Un mundo controlado por The Machine
La historia de DETOUR nos sitúa en un futuro en el que la humanidad vive bajo tierra, dependiendo por completo de una entidad conocida como The Machine. Esta máquina lo controla prácticamente todo, mientras en la superficie quedan los trabajadores encargados de mantener la infraestructura que permite que el sistema siga funcionando. Tú encarnas a uno de esos conductores que se encargan de reparar piezas, transportar materiales y mantener en marcha un mundo que apenas entiendes del todo.
A medida que avanzas por la superficie, te vas encontrando con paisajes rurales abandonados y comunidades aisladas que sobreviven como pueden lejos del control directo de The Machine. En el camino empiezan a aparecer rumores, señales extrañas y conversaciones que apuntan a que quizá no todo es tan estable como parece, y que hay cosas que deberían haber permanecido ocultas. Esa sensación de duda constante es una parte clave de la experiencia.
El vehículo es el eje central de todo el gameplay, ya que no solo sirve para moverte, sino también para reparar estructuras, transportar recursos y resolver pequeños puzles ambientales. Todo lo que encuentras en el mundo puede recogerse físicamente y guardarse en la parte trasera del camión, lo que hace que la gestión del espacio y la carga sea parte directa del viaje, no algo secundario.

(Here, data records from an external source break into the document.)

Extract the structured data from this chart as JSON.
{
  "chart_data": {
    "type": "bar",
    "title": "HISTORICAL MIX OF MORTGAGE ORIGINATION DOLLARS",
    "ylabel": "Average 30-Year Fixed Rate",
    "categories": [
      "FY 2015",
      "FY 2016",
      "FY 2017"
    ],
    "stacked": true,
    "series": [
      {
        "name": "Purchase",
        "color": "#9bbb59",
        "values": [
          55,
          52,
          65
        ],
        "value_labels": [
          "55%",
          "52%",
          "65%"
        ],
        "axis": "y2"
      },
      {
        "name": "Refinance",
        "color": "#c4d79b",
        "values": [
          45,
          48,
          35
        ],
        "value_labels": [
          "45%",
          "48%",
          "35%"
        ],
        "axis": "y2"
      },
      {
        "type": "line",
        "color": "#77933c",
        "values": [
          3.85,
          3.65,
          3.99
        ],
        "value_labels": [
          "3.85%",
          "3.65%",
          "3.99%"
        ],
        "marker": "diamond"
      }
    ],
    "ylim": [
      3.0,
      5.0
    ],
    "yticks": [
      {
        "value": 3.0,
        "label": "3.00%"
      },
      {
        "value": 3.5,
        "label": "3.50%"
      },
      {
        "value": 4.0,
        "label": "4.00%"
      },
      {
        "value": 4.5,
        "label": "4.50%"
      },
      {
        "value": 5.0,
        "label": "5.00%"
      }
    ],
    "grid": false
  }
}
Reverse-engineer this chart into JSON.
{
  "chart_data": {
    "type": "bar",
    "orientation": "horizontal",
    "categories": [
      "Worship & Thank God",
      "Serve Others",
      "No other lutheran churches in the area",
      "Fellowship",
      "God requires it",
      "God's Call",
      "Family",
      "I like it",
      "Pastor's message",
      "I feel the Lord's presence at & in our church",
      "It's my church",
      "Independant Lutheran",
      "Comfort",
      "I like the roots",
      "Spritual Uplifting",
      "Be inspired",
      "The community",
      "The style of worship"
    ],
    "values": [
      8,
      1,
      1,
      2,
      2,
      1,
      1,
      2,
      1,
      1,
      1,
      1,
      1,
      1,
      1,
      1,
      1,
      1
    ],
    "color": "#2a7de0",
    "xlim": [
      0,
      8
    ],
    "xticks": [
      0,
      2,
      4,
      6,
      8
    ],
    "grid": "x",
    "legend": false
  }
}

Además, cada mejora que aplicas al camión cambia tanto su rendimiento como su aspecto, haciendo que evolucione contigo a lo largo de la aventura. A medida que te alejas del alcance de The Machine, el juego te pone en una situación cada vez más incómoda: seguir cumpliendo órdenes o empezar a descubrir qué hay realmente más allá del sistema que lo controla todo.